L'imprevisto è l’unica salvezza. L’imprevisto è un fatto che non dipende da nessun antecedente, che non si potrebbe neanche immaginare a partire dal contesto in cui accade: come un’oasi in un deserto. Come le suore di Madre Teresa, che curano dei bambini handicappati sotto le bombe di Baghdad; come la caduta del muro di Berlino, spicconato dopo che il Papa consacrò la Russia al cuore immacolato di Maria. Della guerra in Iraq continuano a riferirci ciò che è prevedibile: le bombe, i morti, la devastazione generale. La descrizione di questi fatti - soprattutto dalle immagini della televisione - genera una profonda pietà, una profonda impotenza, spesso una disperazione profonda: che non ci sia più niente da fare. La speranza, invece, è il sentimento più umano che ci sia, perché dice dell’istinto dell’uomo alla sopravvivenza, non solo: alla sopravvivenza in una realtà amica, positiva.

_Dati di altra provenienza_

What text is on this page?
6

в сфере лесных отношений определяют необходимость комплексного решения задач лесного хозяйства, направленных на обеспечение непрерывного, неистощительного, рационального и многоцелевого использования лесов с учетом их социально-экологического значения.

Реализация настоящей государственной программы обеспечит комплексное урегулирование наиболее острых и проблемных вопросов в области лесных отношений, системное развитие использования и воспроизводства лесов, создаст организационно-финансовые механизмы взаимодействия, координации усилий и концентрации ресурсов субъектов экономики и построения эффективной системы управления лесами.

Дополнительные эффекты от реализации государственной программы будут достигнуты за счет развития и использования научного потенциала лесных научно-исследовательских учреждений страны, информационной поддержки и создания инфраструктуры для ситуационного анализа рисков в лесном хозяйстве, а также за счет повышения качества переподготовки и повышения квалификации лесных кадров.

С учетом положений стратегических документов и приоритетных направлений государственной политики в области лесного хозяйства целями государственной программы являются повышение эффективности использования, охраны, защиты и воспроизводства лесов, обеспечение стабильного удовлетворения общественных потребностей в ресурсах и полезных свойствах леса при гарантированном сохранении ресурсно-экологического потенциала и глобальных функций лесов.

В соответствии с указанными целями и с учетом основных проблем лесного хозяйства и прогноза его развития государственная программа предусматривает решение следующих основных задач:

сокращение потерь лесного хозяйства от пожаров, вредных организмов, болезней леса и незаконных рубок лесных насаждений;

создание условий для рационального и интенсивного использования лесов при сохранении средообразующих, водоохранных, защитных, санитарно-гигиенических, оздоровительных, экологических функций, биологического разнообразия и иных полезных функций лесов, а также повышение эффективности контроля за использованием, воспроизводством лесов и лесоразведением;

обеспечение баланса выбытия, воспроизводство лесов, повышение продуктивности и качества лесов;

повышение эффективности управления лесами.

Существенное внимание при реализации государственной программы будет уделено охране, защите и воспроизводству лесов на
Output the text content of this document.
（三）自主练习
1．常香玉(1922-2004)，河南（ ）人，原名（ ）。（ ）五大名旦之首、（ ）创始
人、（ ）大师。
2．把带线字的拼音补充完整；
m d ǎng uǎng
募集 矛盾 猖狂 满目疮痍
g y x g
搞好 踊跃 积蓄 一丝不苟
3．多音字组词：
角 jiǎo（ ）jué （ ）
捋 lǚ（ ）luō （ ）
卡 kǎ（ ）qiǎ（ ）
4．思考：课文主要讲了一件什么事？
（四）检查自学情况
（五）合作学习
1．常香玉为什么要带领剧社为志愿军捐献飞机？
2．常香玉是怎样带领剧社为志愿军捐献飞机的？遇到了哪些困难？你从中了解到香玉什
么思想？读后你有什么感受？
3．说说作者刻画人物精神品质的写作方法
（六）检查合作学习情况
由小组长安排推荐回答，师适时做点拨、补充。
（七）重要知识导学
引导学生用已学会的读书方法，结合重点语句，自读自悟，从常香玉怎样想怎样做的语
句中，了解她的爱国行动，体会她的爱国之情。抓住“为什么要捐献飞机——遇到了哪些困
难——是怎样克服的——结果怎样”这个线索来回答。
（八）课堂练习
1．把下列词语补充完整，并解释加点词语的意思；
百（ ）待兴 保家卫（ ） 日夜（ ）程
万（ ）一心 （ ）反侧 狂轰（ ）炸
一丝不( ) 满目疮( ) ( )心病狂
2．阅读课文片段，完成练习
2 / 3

A cosa serve pregare la Madonna? Perché è già accaduto che abbia fatto miracoli. A cosa serve che 4 suore rischino la propria vita e quella di coloro che stanno accudendo? Perché il piegarsi su chi ha bisogno commuove il cuore dell’uomo e può anche fermare la spada, per pietà. L’imprevisto, piuttosto che la lucidità dei comandanti della guerra, dovrebbe essere invocato dai soldati nelle loro preghiere. Un miracolo è quello che serve.


Giudicare questa guerra adesso non può più limitarsi a una critica - seppur giusta - sulla sua irragionevolezza, ma deve essere una mossa di pietà e di commozione verso coloro che vi stanno morendo. Come ha detto Monsignor Cordes sabato 29 marzo all’incontro promosso dalla CdO: «Noi stessi abbiamo un ruolo in questo evento. Lasciamoci smuovere dal dolore di quelle facce che la televisione ci porta in casa».


La fine di questo conflitto è prevedibilmente a favore degli anglo-americani; la pietà per la fine dei soldati anglo-americani e degli iracheni è ciò che, imprevedibilmente, può cambiare tutto.